Despite the vote, President Bush has vowed to veto the spending bill because it overturns his policies on prohibiting taxpayer funding of abortions.

With such a close vote, it’s likely that pro-life lawmakers may be able to muster enough votes to sustain the veto and to force Democratic leaders to rework the bill without abortion funding.

Pro-life groups strongly pushed for the vote to affirm the Mexico City Policy.

The National Right to Life Committee says the Lowey language gutting the policy would “allow even the most aggressively pro-abortion groups to be eligible for U.S. assistance” and that “any group that is performing abortions or actively promoting abortion abroad should not be eligible for U.S. assistance.”

Douglas Johnson, legislative director of the Right to Life group, previously told LifeNews.com about how the Lowey language guts Bush’s pro-life policy.

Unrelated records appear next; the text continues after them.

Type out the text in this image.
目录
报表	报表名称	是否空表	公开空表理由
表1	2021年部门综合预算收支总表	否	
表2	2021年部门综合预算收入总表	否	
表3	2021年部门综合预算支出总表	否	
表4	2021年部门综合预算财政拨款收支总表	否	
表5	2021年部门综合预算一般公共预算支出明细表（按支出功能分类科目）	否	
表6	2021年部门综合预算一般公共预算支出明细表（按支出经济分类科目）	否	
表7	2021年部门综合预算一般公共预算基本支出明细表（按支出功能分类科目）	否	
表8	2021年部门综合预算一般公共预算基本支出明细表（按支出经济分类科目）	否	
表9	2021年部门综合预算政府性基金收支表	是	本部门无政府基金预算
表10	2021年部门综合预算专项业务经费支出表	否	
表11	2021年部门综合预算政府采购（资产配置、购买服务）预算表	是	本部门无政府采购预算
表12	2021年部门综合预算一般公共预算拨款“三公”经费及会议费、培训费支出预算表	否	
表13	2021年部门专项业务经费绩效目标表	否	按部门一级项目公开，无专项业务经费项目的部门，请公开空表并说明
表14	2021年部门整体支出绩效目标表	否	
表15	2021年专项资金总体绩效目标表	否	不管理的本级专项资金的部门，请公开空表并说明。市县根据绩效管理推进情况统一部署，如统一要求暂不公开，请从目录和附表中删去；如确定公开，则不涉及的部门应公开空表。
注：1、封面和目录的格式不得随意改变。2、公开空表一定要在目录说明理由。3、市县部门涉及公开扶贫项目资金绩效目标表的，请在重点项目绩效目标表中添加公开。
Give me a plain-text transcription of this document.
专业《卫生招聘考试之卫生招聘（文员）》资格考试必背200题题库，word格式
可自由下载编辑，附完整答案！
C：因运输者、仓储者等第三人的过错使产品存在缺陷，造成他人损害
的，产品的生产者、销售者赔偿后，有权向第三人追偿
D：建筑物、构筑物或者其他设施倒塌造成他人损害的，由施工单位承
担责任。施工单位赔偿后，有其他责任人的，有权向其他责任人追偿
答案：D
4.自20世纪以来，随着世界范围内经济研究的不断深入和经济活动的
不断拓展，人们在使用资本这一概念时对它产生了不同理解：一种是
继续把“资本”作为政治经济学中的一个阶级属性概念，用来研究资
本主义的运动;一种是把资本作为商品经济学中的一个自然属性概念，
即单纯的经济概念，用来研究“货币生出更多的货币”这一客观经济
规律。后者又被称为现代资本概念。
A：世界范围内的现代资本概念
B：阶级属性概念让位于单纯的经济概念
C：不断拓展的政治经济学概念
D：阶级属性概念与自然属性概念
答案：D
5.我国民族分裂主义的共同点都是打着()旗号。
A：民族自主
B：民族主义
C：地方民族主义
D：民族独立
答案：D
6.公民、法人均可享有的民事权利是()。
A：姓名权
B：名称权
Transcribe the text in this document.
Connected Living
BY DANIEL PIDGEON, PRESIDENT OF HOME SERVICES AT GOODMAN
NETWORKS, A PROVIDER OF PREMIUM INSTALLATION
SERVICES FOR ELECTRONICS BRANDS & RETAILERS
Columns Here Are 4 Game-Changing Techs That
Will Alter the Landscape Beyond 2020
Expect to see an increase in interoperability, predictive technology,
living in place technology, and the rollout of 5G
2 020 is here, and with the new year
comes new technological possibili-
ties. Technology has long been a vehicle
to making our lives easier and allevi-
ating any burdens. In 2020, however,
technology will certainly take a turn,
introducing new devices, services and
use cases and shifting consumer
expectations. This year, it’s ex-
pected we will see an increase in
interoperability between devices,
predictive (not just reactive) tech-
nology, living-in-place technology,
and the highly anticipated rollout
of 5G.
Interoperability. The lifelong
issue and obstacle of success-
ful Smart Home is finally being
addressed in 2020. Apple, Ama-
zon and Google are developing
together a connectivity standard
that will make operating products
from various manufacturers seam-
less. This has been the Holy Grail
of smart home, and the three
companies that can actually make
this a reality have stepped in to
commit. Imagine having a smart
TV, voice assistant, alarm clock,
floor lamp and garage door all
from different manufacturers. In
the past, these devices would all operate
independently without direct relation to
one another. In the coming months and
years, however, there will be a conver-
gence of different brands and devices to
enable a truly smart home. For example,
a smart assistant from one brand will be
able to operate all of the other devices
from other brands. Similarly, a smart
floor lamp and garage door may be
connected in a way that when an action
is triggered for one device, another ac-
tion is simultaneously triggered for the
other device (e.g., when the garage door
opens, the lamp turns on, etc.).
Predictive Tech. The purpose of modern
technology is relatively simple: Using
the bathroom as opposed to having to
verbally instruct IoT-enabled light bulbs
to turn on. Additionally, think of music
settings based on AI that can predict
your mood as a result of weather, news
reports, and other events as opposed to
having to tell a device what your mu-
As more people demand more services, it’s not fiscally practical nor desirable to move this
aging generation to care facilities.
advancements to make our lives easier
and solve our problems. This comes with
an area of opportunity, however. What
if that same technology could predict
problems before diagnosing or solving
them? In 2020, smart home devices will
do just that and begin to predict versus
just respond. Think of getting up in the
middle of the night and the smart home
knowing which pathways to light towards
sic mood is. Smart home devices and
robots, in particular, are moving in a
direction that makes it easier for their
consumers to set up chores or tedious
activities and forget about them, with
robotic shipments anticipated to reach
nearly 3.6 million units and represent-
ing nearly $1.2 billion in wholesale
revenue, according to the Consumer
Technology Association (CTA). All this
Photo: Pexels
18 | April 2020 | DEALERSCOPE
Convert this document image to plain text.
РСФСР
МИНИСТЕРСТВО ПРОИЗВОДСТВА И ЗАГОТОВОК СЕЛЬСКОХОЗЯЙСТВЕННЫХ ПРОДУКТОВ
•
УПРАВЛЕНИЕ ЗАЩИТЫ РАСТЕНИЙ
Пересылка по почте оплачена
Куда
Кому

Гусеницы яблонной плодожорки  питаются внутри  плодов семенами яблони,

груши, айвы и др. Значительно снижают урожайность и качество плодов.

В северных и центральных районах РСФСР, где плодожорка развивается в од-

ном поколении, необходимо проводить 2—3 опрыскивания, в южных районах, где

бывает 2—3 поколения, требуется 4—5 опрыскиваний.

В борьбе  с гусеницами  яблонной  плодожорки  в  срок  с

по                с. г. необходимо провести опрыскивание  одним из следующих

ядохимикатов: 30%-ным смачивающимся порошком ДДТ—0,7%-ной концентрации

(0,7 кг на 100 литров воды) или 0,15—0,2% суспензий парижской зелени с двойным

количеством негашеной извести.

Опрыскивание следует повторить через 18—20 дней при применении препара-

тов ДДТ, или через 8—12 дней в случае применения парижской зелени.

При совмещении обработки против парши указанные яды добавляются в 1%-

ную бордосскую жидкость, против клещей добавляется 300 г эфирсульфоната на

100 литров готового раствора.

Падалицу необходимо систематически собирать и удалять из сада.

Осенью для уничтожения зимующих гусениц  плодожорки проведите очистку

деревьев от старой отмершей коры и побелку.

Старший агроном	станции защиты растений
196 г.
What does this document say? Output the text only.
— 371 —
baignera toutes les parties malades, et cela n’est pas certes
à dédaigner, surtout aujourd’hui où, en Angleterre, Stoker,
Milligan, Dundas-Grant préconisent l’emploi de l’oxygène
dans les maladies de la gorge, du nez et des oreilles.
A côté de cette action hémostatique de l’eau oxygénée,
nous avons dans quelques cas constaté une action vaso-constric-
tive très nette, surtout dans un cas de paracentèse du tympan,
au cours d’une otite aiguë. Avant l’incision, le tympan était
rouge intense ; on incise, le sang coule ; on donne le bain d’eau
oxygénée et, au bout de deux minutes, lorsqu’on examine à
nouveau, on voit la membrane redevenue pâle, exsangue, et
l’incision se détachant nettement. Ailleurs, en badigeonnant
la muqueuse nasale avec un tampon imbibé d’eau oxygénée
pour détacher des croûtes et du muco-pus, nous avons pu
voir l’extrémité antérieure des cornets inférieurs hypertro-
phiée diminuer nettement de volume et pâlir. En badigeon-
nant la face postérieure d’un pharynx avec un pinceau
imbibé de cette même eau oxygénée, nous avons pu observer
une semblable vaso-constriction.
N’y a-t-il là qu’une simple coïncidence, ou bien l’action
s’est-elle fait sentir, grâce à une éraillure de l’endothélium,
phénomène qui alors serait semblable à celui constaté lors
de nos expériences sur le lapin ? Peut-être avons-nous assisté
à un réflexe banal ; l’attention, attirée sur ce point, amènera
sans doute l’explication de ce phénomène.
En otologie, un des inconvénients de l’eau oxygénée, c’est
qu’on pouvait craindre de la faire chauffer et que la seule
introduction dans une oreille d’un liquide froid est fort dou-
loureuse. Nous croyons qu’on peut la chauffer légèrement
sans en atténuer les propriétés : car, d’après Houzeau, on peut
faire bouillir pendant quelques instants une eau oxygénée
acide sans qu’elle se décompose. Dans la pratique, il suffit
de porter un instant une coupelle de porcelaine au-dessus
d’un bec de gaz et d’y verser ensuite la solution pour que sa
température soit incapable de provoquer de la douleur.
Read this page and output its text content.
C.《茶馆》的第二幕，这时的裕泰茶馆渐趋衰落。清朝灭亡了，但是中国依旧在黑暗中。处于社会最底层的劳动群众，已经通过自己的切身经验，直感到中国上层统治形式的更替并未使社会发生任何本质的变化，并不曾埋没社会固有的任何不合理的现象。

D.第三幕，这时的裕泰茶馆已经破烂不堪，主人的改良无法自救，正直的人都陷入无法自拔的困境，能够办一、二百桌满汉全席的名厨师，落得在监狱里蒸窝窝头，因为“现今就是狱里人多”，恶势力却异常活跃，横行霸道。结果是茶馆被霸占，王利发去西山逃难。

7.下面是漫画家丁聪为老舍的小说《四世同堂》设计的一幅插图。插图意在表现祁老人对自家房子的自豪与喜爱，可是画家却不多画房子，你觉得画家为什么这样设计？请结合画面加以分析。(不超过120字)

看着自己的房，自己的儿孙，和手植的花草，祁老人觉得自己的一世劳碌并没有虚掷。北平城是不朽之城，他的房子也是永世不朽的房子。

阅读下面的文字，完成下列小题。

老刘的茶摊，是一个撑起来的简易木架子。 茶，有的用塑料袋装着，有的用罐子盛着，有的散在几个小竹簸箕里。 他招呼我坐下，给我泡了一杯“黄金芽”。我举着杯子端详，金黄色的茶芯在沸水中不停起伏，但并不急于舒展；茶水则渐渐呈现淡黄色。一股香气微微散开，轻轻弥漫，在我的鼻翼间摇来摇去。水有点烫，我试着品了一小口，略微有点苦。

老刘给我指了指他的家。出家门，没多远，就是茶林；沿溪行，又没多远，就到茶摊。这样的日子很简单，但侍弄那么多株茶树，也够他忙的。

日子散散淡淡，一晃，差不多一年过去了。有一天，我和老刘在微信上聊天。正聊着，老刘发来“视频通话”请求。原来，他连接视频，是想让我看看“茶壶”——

He said a group could get a grant for $100 million and use 90% of the money to promote or perform abortions and 10 percent to promote contraception and qualify under Lowey’s language.

"Congresswoman Lowey is claiming that her language would fund only contraception, but in fact its purpose and effect would be to restore tax funding to organizations that aggressively promote abortion as a method of birth control," Johnson told LifeNews.com.